Марк отчаянно махнул рукой. Зря он показал зубы. Надо было сразу, без разговоров отпустить Грецкого. Может, еще не поздно унять пыл этой дебелой тетки?..

 

– Жаловаться она будет, – хмыкнул он, поворачиваясь к ней спиной. – Лучше бы сына воспитывала…

Агата Никаноровна набрала в легкие воздуха, чтобы во всей полноте выразить свое возмущение, но Марк закрыл за собой дверь, чтобы ее тирада не прошлась ударной волной по его нервам.

Он открыл дверь в камеру, срывая на Грецком досаду, схватил его за шкирку, как щенка вытащил в коридор, толкнул к дверям.

– Запомни, недоносок, ты у меня на особом счету! – сказал он на прощание.

Антон не уходил от него, а убегал – как нашкодивший пес, поджав хвост. Но не прошло и часа, как он снова предстал перед Марком, и в ином настроении. На этот раз он держался гоголем.

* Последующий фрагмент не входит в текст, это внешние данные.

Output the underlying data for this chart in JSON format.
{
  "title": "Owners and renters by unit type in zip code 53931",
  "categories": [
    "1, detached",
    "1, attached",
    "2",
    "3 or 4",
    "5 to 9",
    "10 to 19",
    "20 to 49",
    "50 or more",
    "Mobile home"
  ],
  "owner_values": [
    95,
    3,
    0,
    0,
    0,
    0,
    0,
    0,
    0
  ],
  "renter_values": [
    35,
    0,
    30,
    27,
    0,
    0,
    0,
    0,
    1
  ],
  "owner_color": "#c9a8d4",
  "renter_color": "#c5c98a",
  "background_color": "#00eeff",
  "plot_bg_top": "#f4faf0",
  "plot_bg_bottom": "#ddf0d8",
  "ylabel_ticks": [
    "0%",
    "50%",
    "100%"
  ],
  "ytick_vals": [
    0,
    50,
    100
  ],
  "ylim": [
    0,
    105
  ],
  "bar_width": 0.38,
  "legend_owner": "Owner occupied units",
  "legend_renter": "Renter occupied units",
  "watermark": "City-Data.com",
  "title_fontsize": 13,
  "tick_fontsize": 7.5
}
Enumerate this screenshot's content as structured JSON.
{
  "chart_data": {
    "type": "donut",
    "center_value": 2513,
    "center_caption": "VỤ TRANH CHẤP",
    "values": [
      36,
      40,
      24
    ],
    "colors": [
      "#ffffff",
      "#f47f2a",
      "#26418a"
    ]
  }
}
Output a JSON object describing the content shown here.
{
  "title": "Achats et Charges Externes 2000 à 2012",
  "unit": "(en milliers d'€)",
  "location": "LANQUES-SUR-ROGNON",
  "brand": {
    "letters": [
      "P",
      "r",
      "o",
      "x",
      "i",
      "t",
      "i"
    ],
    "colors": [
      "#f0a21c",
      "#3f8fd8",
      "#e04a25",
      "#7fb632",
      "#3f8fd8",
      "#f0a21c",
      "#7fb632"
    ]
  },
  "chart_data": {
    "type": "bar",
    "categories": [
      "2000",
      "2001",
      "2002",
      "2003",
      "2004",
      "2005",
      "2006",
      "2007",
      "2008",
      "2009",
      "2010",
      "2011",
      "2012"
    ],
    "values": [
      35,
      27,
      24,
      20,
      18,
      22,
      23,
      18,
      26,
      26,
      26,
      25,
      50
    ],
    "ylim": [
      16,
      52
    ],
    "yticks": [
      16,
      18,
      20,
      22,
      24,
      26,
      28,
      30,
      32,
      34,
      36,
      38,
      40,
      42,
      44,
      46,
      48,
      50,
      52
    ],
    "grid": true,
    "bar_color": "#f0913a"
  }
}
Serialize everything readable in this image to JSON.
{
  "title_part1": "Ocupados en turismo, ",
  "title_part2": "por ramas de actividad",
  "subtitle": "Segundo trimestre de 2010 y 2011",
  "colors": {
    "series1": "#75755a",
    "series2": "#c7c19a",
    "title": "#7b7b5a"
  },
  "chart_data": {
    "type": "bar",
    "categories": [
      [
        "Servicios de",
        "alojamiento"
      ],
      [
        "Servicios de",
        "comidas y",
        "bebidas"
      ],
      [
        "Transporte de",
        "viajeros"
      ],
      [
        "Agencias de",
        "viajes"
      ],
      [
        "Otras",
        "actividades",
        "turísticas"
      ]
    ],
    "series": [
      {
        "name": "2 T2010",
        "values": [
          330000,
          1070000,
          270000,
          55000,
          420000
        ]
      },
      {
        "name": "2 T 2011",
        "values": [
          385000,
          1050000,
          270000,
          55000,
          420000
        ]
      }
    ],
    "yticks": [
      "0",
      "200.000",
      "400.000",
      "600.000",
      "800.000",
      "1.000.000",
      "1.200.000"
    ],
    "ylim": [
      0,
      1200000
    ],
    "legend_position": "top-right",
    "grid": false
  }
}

– Зачем пришел? – удивленно глянул на него Панфилов.

– За извинениями, – нахально ответил Грецкий. – Ты, лейтенант, арестовал меня незаконно, ночь в КПЗ продержал…

Нетрудно было догадаться, кто сподобил его на такие суждения. Мамаша родная постаралась. Мрачный, как снеговая туча, Марк медленно поднялся со своего стула, грозно сверкнул глазами, в ураганном порыве резко шагнул к дверям. Грецкий не выдержал психологического натиска, испуганно подался назад.

– А ну пошел отсюда, выродок!

Антона как ветром сдуло. Но Марк не чувствовал себя победителем. На душе остался неприятный осадок.